This is an RMT Club exercise called The Overhead Swing with Rotation. Here's what it looks like from the front, and here's what it looks like from the back. It's a fantastic conditioning move but the athletic benefits are huge. Balance - you're going to be rotating and pivoting the feet while swinging the club as fast and as hard as you can and then slamming on the brakes. So that gives you a core connection from the hands down to the feet, it gives you rotational coordination, strength, and power. And the whole thing adds up into incredible athletic balance and you do it with both hands, both directions.
So let's break it down. The key is the footwork. You need to get the pivot first, so just start practicing a pivot, so that you can switch, put the weight on the front foot, pivot the rear foot. The rear foot is going to pivot more than the front foot to go in line with the amount of rotation that you have. So as I am coming here, it's the rear foot that unifies my body with this rotation. I come to a full range of motion, where I feel the stretch all the way up arm, the shoulder, lats - down to the hips, down to the ground, and I slam on the brakes and try to change directions as fast as I possibly can. Then I come up, I'm switching the feet, I want the club to be coming out from the body (I don't want to swing it narrow, like this), I want a big centrifugal action fast as I can swing it, down to the other side. And now when you reach that other side, you come full range of motion and its change directions as fast as you possibly can.
So you'll do your non-dominant side as well [for non-dominant side training], using a split grip find that spot, go very slow at first, just paint by numbers at first. So get that movement, paint by numbers, and then gradually increase the speed with that centrifugal force and find it.

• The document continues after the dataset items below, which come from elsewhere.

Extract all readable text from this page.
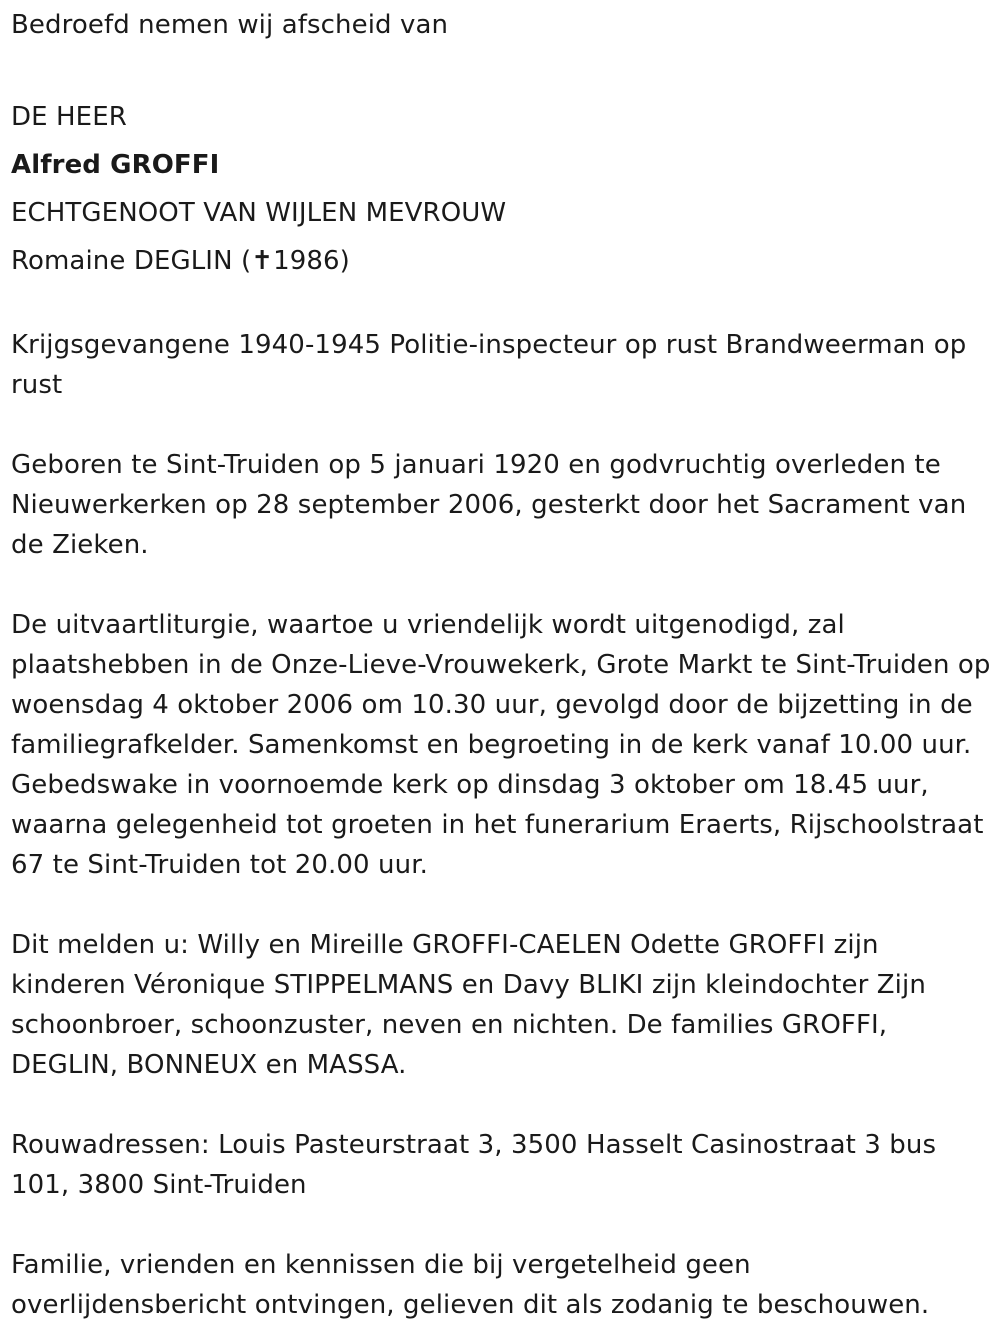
Bedroefd nemen wij afscheid van

DE HEER

Alfred GROFFI

ECHTGENOOT VAN WIJLEN MEVROUW

Romaine DEGLIN (✝1986)

Krijgsgevangene 1940-1945 Politie-inspecteur op rust Brandweerman op rust

Geboren te Sint-Truiden op 5 januari 1920 en godvruchtig overleden te Nieuwerkerken op 28 september 2006, gesterkt door het Sacrament van de Zieken.

De uitvaartliturgie, waartoe u vriendelijk wordt uitgenodigd, zal plaatshebben in de Onze-Lieve-Vrouwekerk, Grote Markt te Sint-Truiden op woensdag 4 oktober 2006 om 10.30 uur, gevolgd door de bijzetting in de familiegrafkelder. Samenkomst en begroeting in de kerk vanaf 10.00 uur. Gebedswake in voornoemde kerk op dinsdag 3 oktober om 18.45 uur, waarna gelegenheid tot groeten in het funerarium Eraerts, Rijschoolstraat 67 te Sint-Truiden tot 20.00 uur.

Dit melden u: Willy en Mireille GROFFI-CAELEN Odette GROFFI zijn kinderen Véronique STIPPELMANS en Davy BLIKI zijn kleindochter Zijn schoonbroer, schoonzuster, neven en nichten. De families GROFFI, DEGLIN, BONNEUX en MASSA.

Rouwadressen: Louis Pasteurstraat 3, 3500 Hasselt Casinostraat 3 bus 101, 3800 Sint-Truiden

Familie, vrienden en kennissen die bij vergetelheid geen overlijdensbericht ontvingen, gelieven dit als zodanig te beschouwen.
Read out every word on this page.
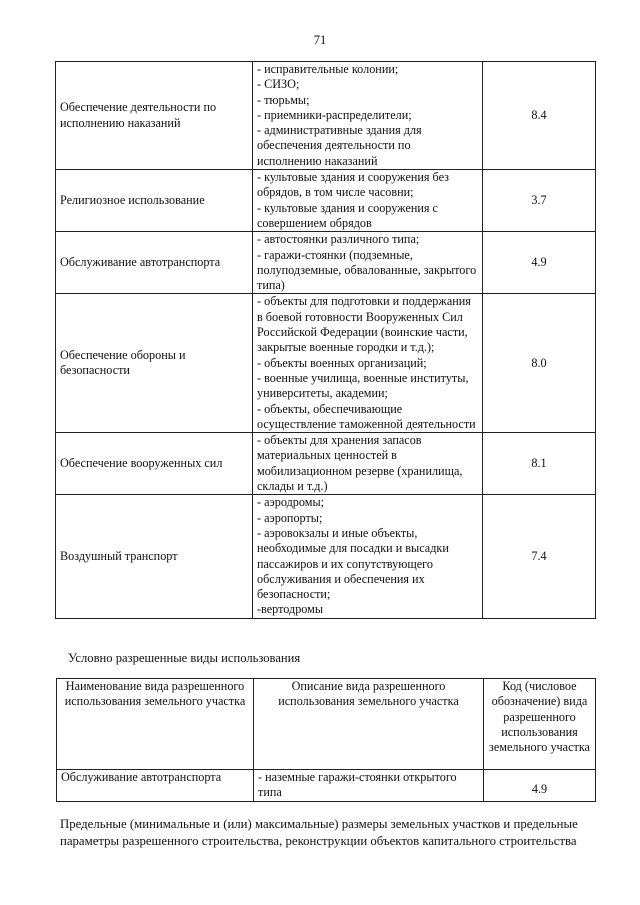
71
Обеспечение деятельности по исполнению наказаний	- исправительные колонии;
- СИЗО;
- тюрьмы;
- приемники-распределители;
- административные здания для обеспечения деятельности по исполнению наказаний	8.4
Религиозное использование	- культовые здания и сооружения без обрядов, в том числе часовни;
- культовые здания и сооружения с совершением обрядов	3.7
Обслуживание автотранспорта	- автостоянки различного типа;
- гаражи-стоянки (подземные, полуподземные, обвалованные, закрытого типа)	4.9
Обеспечение обороны и безопасности	- объекты для подготовки и поддержания в боевой готовности Вооруженных Сил Российской Федерации (воинские части, закрытые военные городки и т.д.);
- объекты военных организаций;
- военные училища, военные институты, университеты, академии;
- объекты, обеспечивающие осуществление таможенной деятельности	8.0
Обеспечение вооруженных сил	- объекты для хранения запасов материальных ценностей в мобилизационном резерве (хранилища, склады и т.д.)	8.1
Воздушный транспорт	- аэродромы;
- аэропорты;
- аэровокзалы и иные объекты, необходимые для посадки и высадки пассажиров и их сопутствующего обслуживания и обеспечения их безопасности;
-вертодромы	7.4
Условно разрешенные виды использования
Наименование вида разрешенного использования земельного участка	Описание вида разрешенного использования земельного участка	Код (числовое обозначение) вида разрешенного использования земельного участка
Обслуживание автотранспорта	- наземные гаражи-стоянки открытого типа	4.9
Предельные (минимальные и (или) максимальные) размеры земельных участков и предельные
параметры разрешенного строительства, реконструкции объектов капитального строительства
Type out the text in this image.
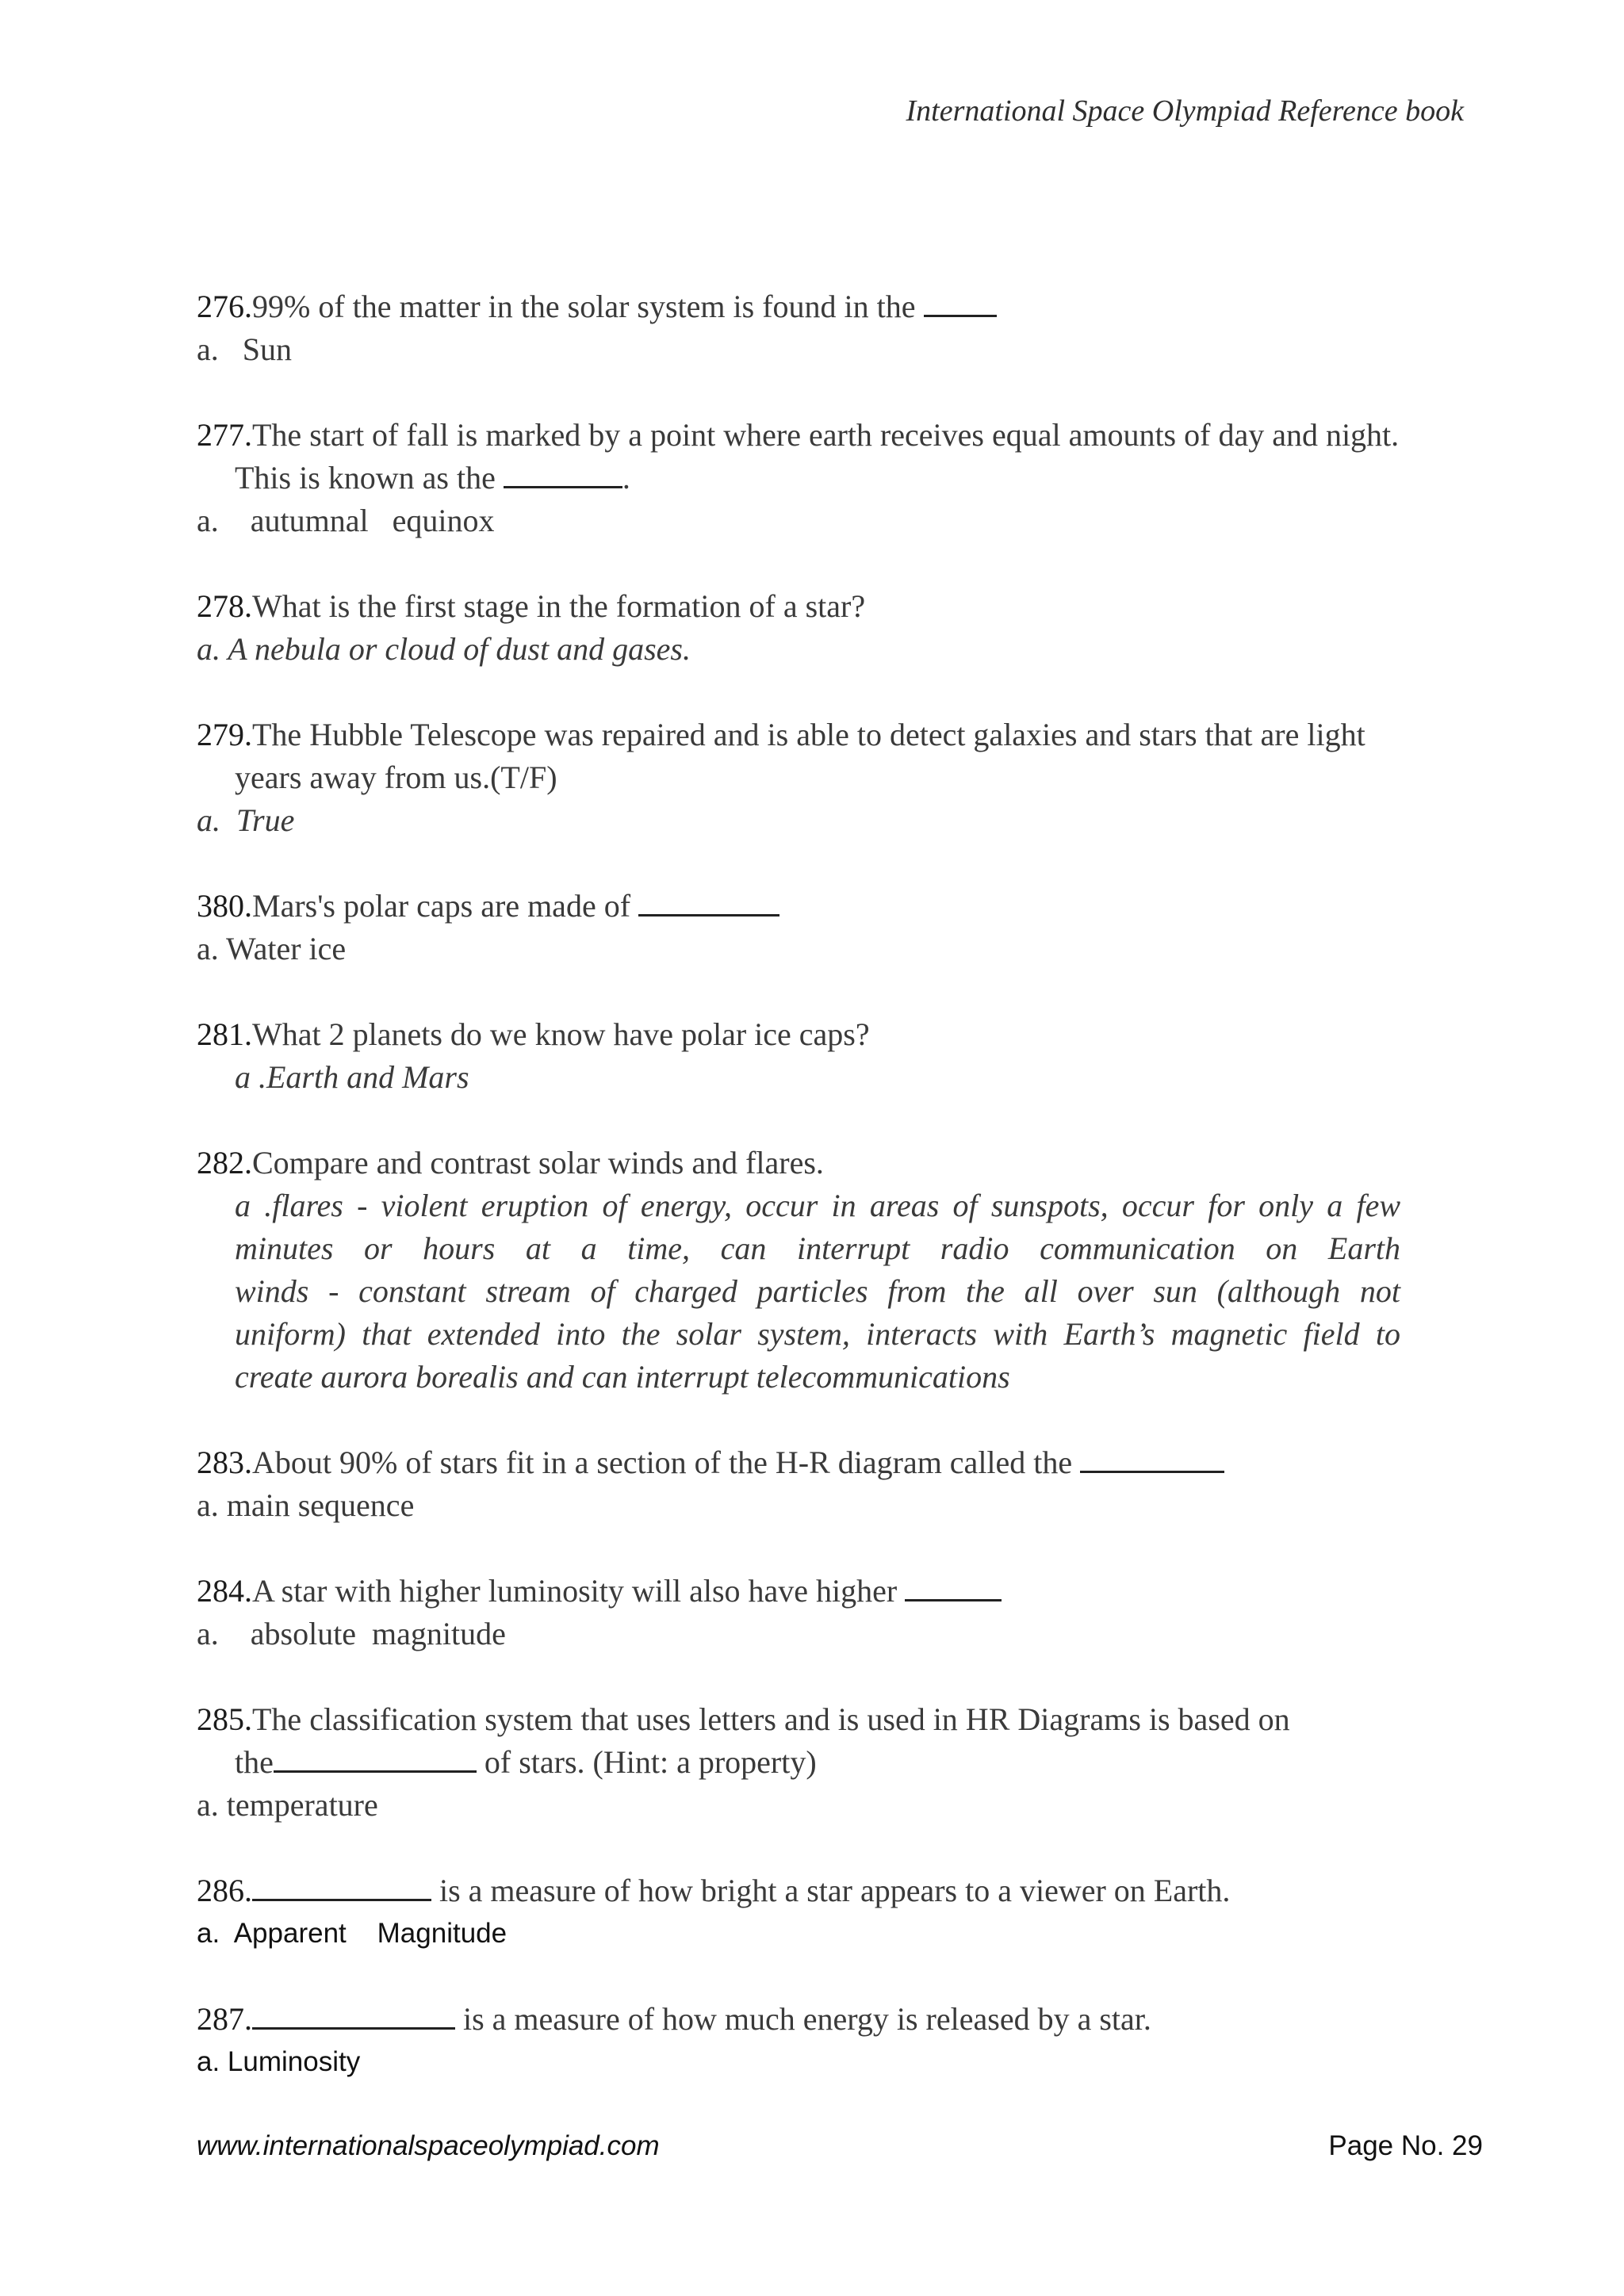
International Space Olympiad Reference book

276.99% of the matter in the solar system is found in the

a.   Sun

277.The start of fall is marked by a point where earth receives equal amounts of day and night.

This is known as the	.

a.    autumnal   equinox

278.What is the first stage in the formation of a star?

a. A nebula or cloud of dust and gases.

279.The Hubble Telescope was repaired and is able to detect galaxies and stars that are light

years away from us.(T/F)

a.  True

380.Mars's polar caps are made of

a. Water ice

281.What 2 planets do we know have polar ice caps?

a .Earth and Mars

282.Compare and contrast solar winds and flares.

a .flares - violent eruption of energy, occur in areas of sunspots, occur for only a few
minutes or hours at a time, can interrupt radio communication on Earth
winds - constant stream of charged particles from the all over sun (although not
uniform) that extended into the solar system, interacts with Earth’s magnetic field to
create aurora borealis and can interrupt telecommunications

283.About 90% of stars fit in a section of the H-R diagram called the

a. main sequence

284.A star with higher luminosity will also have higher

a.    absolute  magnitude

285.The classification system that uses letters and is used in HR Diagrams is based on

the	of stars. (Hint: a property)

a. temperature

286.	is a measure of how bright a star appears to a viewer on Earth.

a.  Apparent    Magnitude

287.	is a measure of how much energy is released by a star.

a. Luminosity

www.internationalspaceolympiad.com	Page No. 29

You can vary how much you hop/skip with the turn, meaning I can be here and ultimately progress to changing so that my feet jump and switch. It's your choice in how far you want that distance to travel from basically nothing to a full on hop to both sides. Practice that move very slowly at first, find the balance, increase the speed, keep it smooth, and then go all out with that exercise. It is a tremendous conditioning move that will yield those athletic benefits that I said: balance, core strength/stability/and integration, rotational coordination, strength, speed, and power.